Appels à l’aide ignorés
Durant plus de deux heures, les Banyamulenge enfermés dans l’église ont tenté de joindre les autorités locales et nationales ainsi que les FARDC, sans succès. Ce n’est qu’après un long moment que le commandant des FARDC à Uvira est intervenu pour libérer les personnes séquestrées.
L’absence de réaction rapide de l’armée congolaise et des forces burundaises présentes dans la région a choqué de nombreux habitants, qui s’interrogent sur la neutralité et l’efficacité des forces de sécurité face à la montée des tensions communautaires.
Un contexte sécuritaire fragile
Le Colonel Patrick Gisore, officier Banyamulenge des FARDC, servait dans la région de Punia, au Maniema. Son épouse est décédée avec lui lors du crash de l’avion militaire à Kisangani.

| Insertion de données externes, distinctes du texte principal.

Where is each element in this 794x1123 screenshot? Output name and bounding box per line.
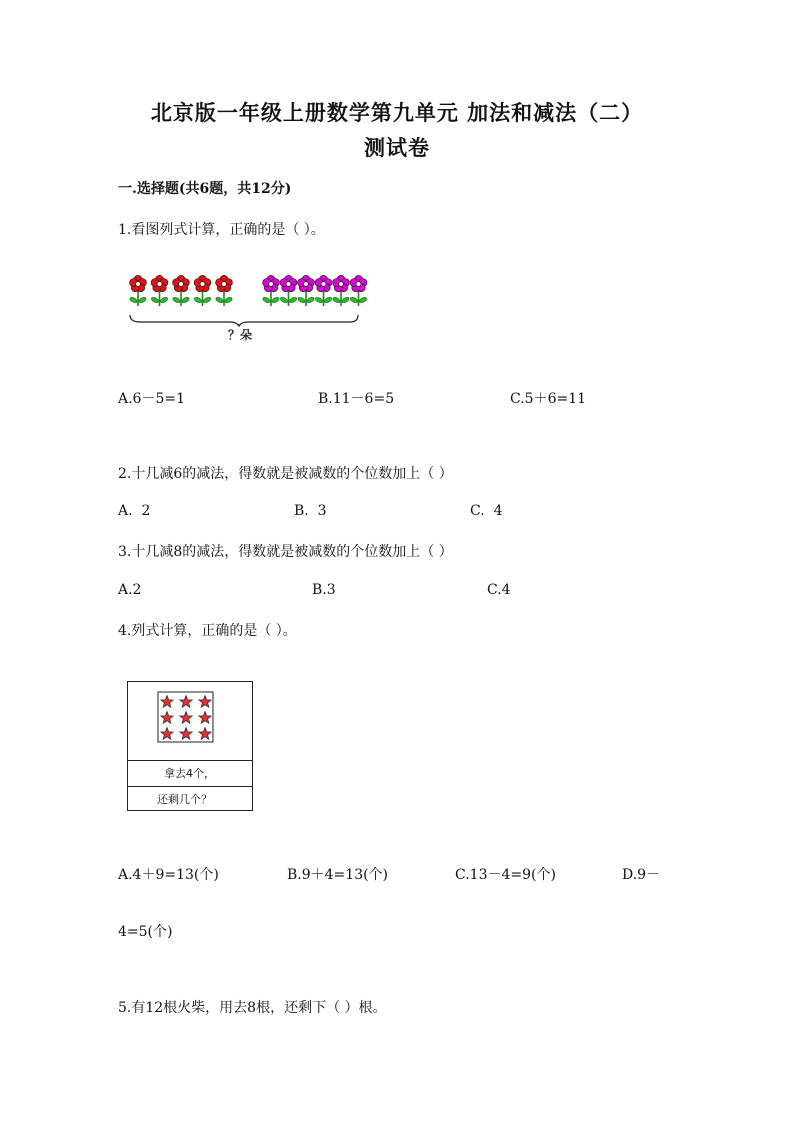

Cet événement tragique, loin d’unir dans le deuil, a ravivé les tensions identitaires dans une région déjà marquée par une histoire complexe de conflits communautaires, d’allégeances militaires et de suspicion persistante autour de la nationalité des Banyamulenge, souvent perçus à tort comme des étrangers.
Dans ce climat fragile, le respect des droits fondamentaux et l’impartialité des forces de sécurité apparaissent plus cruciaux que jamais pour préserver la paix et la cohésion nationale.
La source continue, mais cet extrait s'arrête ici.